Hermann Wolfgang von Waltershausen [1882 - 1954]

Oberst Chabert


 

Musiktragödie in drei Aufzügen
 
 deutsch gesungen

Libretto vom Komponisten,
frei nach Honoré de Balzacs „Comtesse a deux maris“


Uraufführung am 18. Mai 1910 im Opernhaus Frankfurt am Main

 Dauer: etwa 100min.


Personen:

Graf Chabert, ehemaliger Oberst in d. Napoleonischen Armee
Graf Ferraud, Pair von Frankreich 
Rosine, seine Frau
Derville, Advokat 
Godeschal, ehemaliger Korporal, Schreiber in Dervilles Kanzlei
Boucard, Schreiber in Dervilles Kanzlei



 
 
Meynier: Am Tag nach der Schlacht von Eylau




HANDLUNG 

Erster Akt:

Chabert ist nach zehnjähriger Irrfahrt vom Schlachtfeld wieder in Paris. Er sitzt, schon totgeglaubt, im Wartezimmer der Kanzlei Derville und wartet auf einen Gesprächstermin. Der Schreiber Godeschal, welcher vor zehn Jahren mit ihm in der napoleonischen Armee diente, bittet den Unbekannten, der seinen Namen nicht nennt, noch etwas Geduld zu haben, da der Anwalt noch im Theater sei. Vertraulich erzählt Godeschal Boucard, dass er glaubt, Chaberts Physiognomie schon einmal gesehen zu haben. Die Narben in seinem Gesicht ließen auf eine Militärlaufbahn schließen.
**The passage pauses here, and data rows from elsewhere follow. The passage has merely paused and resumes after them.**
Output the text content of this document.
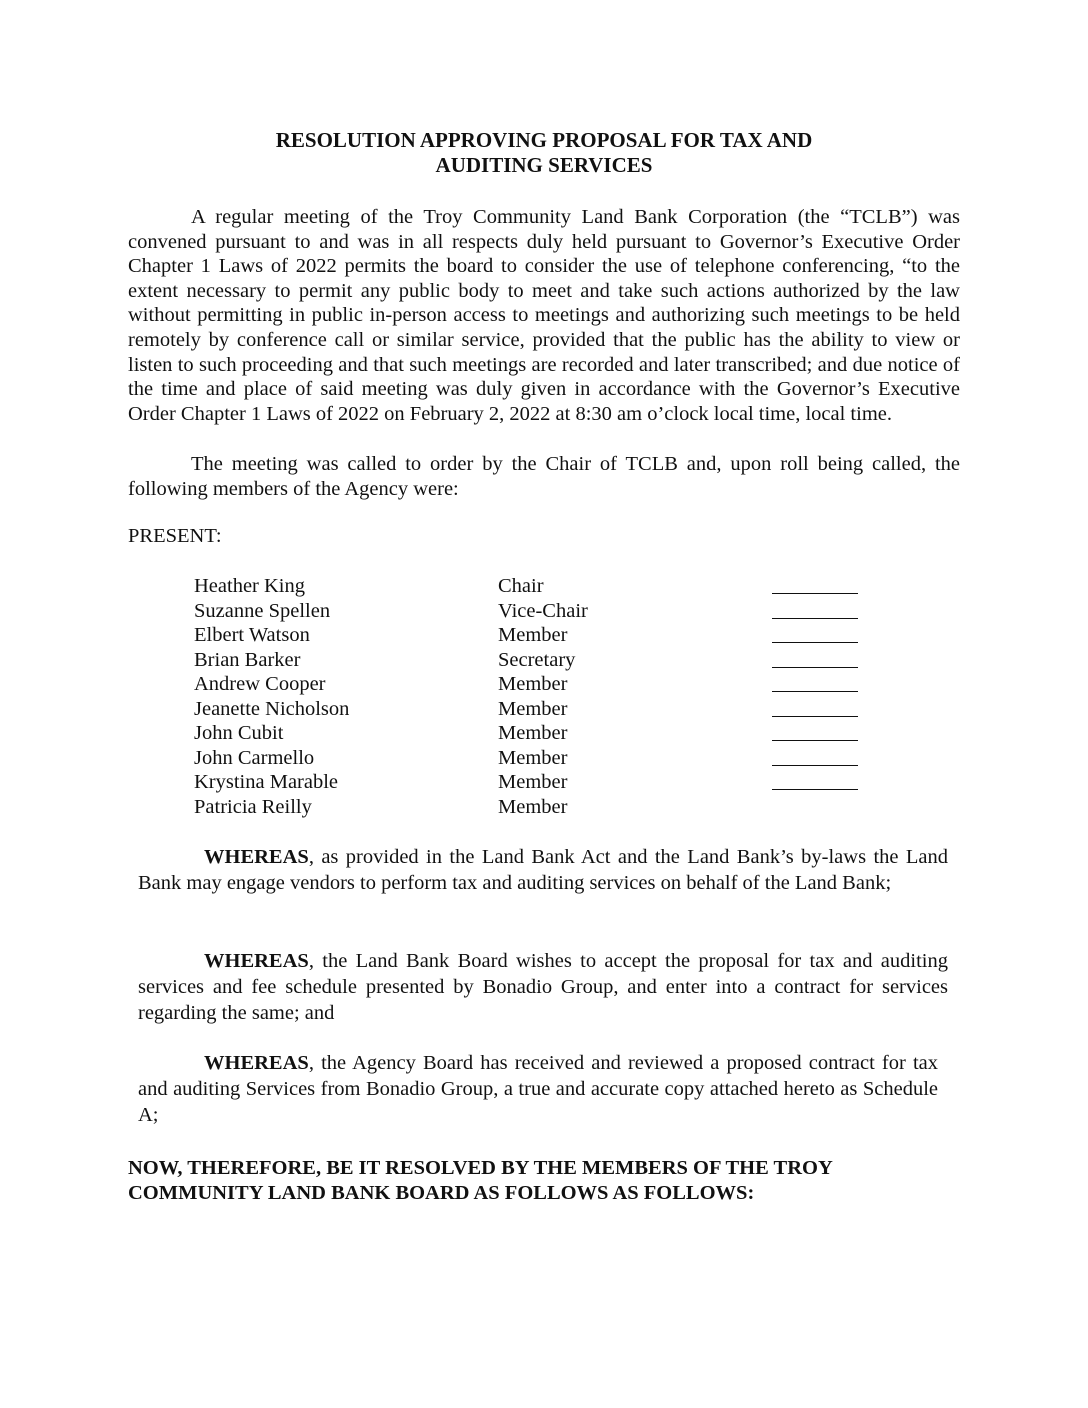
RESOLUTION APPROVING PROPOSAL FOR TAX AND
AUDITING SERVICES

A regular meeting of the Troy Community Land Bank Corporation (the “TCLB”) was convened pursuant to and was in all respects duly held pursuant to Governor’s Executive Order Chapter 1 Laws of 2022 permits the board to consider the use of telephone conferencing, “to the extent necessary to permit any public body to meet and take such actions authorized by the law without permitting in public in-person access to meetings and authorizing such meetings to be held remotely by conference call or similar service, provided that the public has the ability to view or listen to such proceeding and that such meetings are recorded and later transcribed; and due notice of the time and place of said meeting was duly given in accordance with the Governor’s Executive Order Chapter 1 Laws of 2022 on February 2, 2022 at 8:30 am o’clock local time, local time.

The meeting was called to order by the Chair of TCLB and, upon roll being called, the following members of the Agency were:

PRESENT:

Heather King	Chair
Suzanne Spellen	Vice-Chair
Elbert Watson	Member
Brian Barker	Secretary
Andrew Cooper	Member
Jeanette Nicholson	Member
John Cubit	Member
John Carmello	Member
Krystina Marable	Member
Patricia Reilly	Member

WHEREAS, as provided in the Land Bank Act and the Land Bank’s by-laws the Land Bank may engage vendors to perform tax and auditing services on behalf of the Land Bank;

WHEREAS, the Land Bank Board wishes to accept the proposal for tax and auditing services and fee schedule presented by Bonadio Group, and enter into a contract for services regarding the same; and

WHEREAS, the Agency Board has received and reviewed a proposed contract for tax and auditing Services from Bonadio Group, a true and accurate copy attached hereto as Schedule A;

NOW, THEREFORE, BE IT RESOLVED BY THE MEMBERS OF THE TROY
COMMUNITY LAND BANK BOARD AS FOLLOWS AS FOLLOWS:
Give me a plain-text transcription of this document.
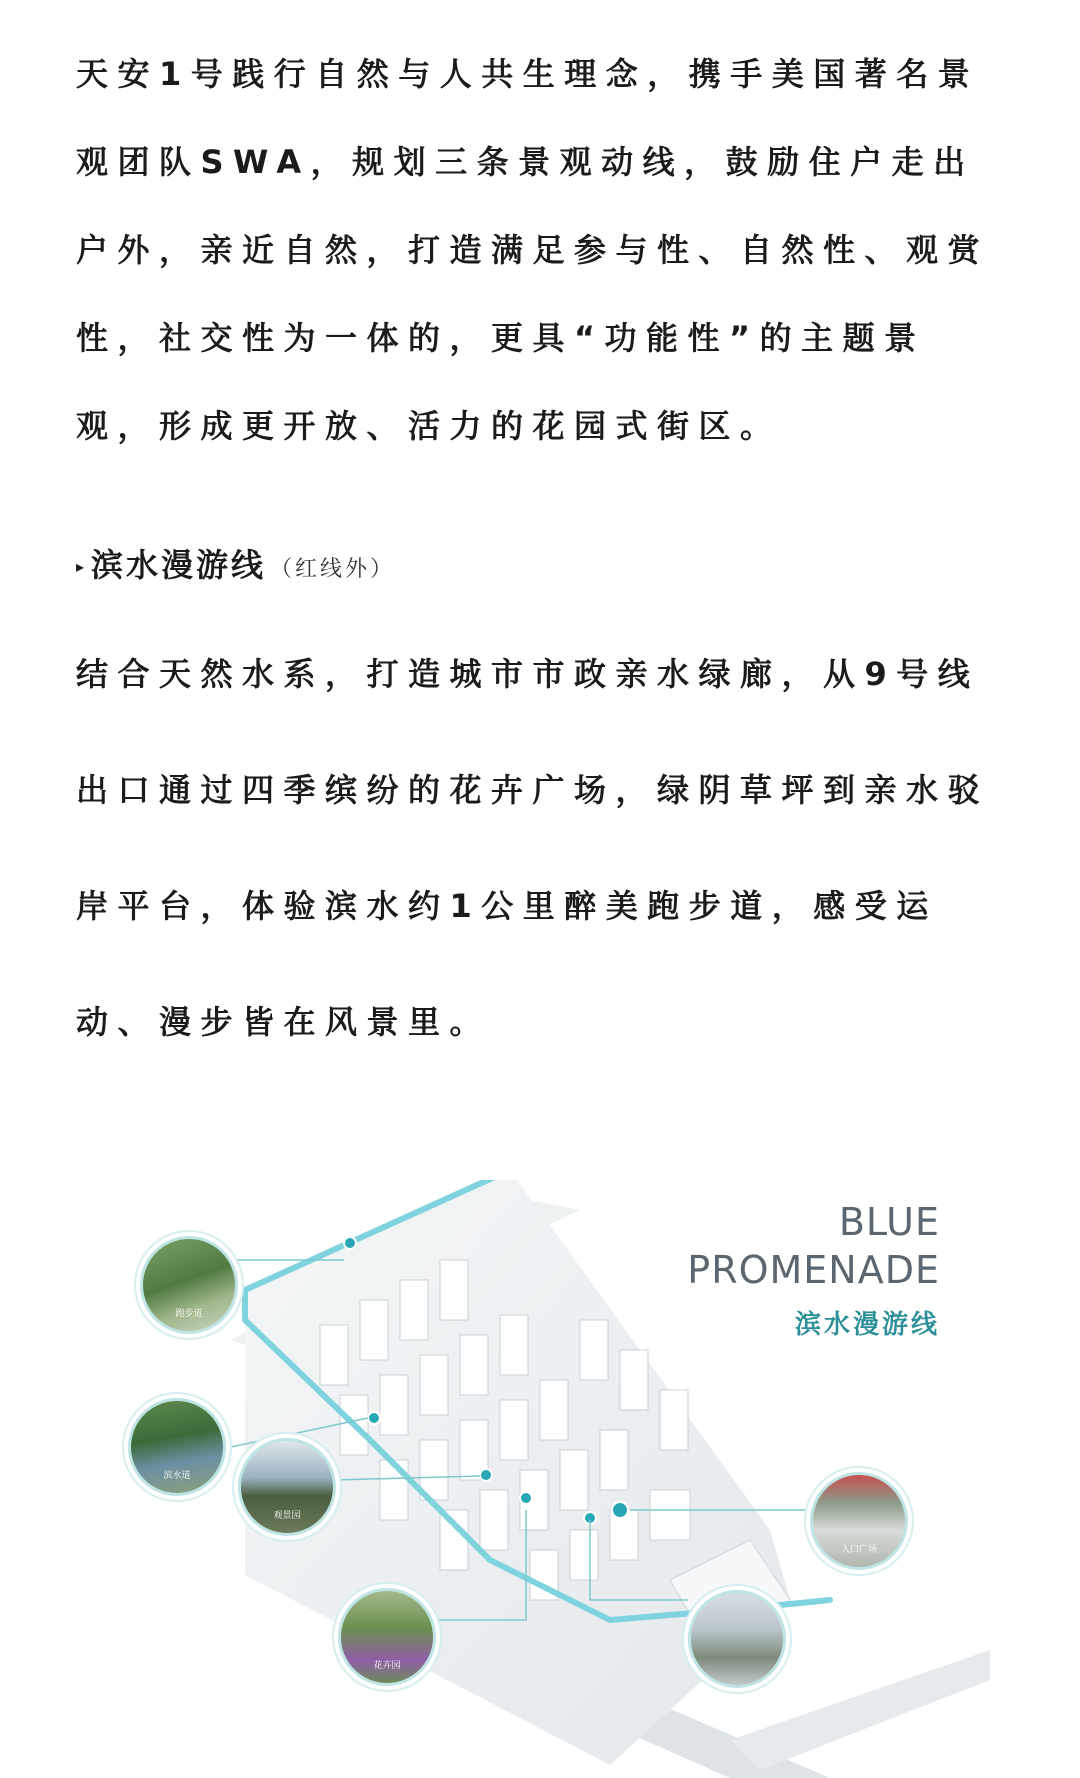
天安1号践行自然与人共生理念，携手美国著名景观团队SWA，规划三条景观动线，鼓励住户走出户外，亲近自然，打造满足参与性、自然性、观赏性，社交性为一体的，更具“功能性”的主题景观，形成更开放、活力的花园式街区。

▸ 滨水漫游线 （红线外）

结合天然水系，打造城市市政亲水绿廊，从9号线出口通过四季缤纷的花卉广场，绿阴草坪到亲水驳岸平台，体验滨水约1公里醉美跑步道，感受运动、漫步皆在风景里。

BLUE
PROMENADE
滨水漫游线
跑步道
滨水道
观景园
花卉园
入口广场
Derville kehrt zurück, lässt sich einige Akten reichen, schickt dann seinen Boucard in den Feierabend und Godeschal in das Vorzimmer. Als Chabert im Zwiegespräch seinen Namen erwähnt, glaubt der Advokat einem schlechten Scherz aufzuliegen, da jedes Kind wisse, das Oberst Chabert in der Schlacht bei Preussisch-Eylau fiel. Daraufhin erzählt Chabert seine Leidensgeschichte, dass er in der Schlacht von einem Kosaken am Kopf getroffen zu Boden fiel, Murats Reiter über ihn hinwegfegten und er am nächsten Tag halb tot von einer Bäuerin aufgelesen und gesund gepflegt wurde. Ab da begann seine 10 Jahre lange Irrfahrt als lebendes Phantom.

Totgeglaubt, irrte er wie ein Bettler von Dorf zu Dorf, wurde für verrückt gehalten, vier Jahre in die Psychiatrie Heilsheim gesteckt aus der er erst entlassen wurde, als er sich „Bettler Hyacinth“ nannte. Nun endlich wieder in Paris suche er nach seiner Frau, die er damals zurückließ, und die nun mit dem Grafen Ferraud, verheiratet ist.

Seine vereinzelten Briefe an Rosine blieben stets unbeantwortet. Godeschal unterbricht das Gespräch und verkündet, dass Rosine im Vorzimmer auf ein spätes Gespräch warte. Aufgeregt will Chabert sie sehen doch Anwalt Derrivent versucht, die Sache taktisch anzugehen, versteckt den Oberst in einem Nebenzimmer und möchte zunächst allein mit Rosine sprechen. Als die gut gekleidete Dame eintritt, erklärt diese, dass sie derzeit öfter von einem Landstreicher behelligt wird, der ihr zunächst Briefe schrieb und nun sogar um ihr Haus herumschleicht. Er gäbe sich als ihr in der Schlacht gefallener Ehemann aus, was sie für völlig abstrus hält. Sie bekräftigt ihre Ehe mit dem Grafen Ferraud, mit dem sie zwei Kinder hat.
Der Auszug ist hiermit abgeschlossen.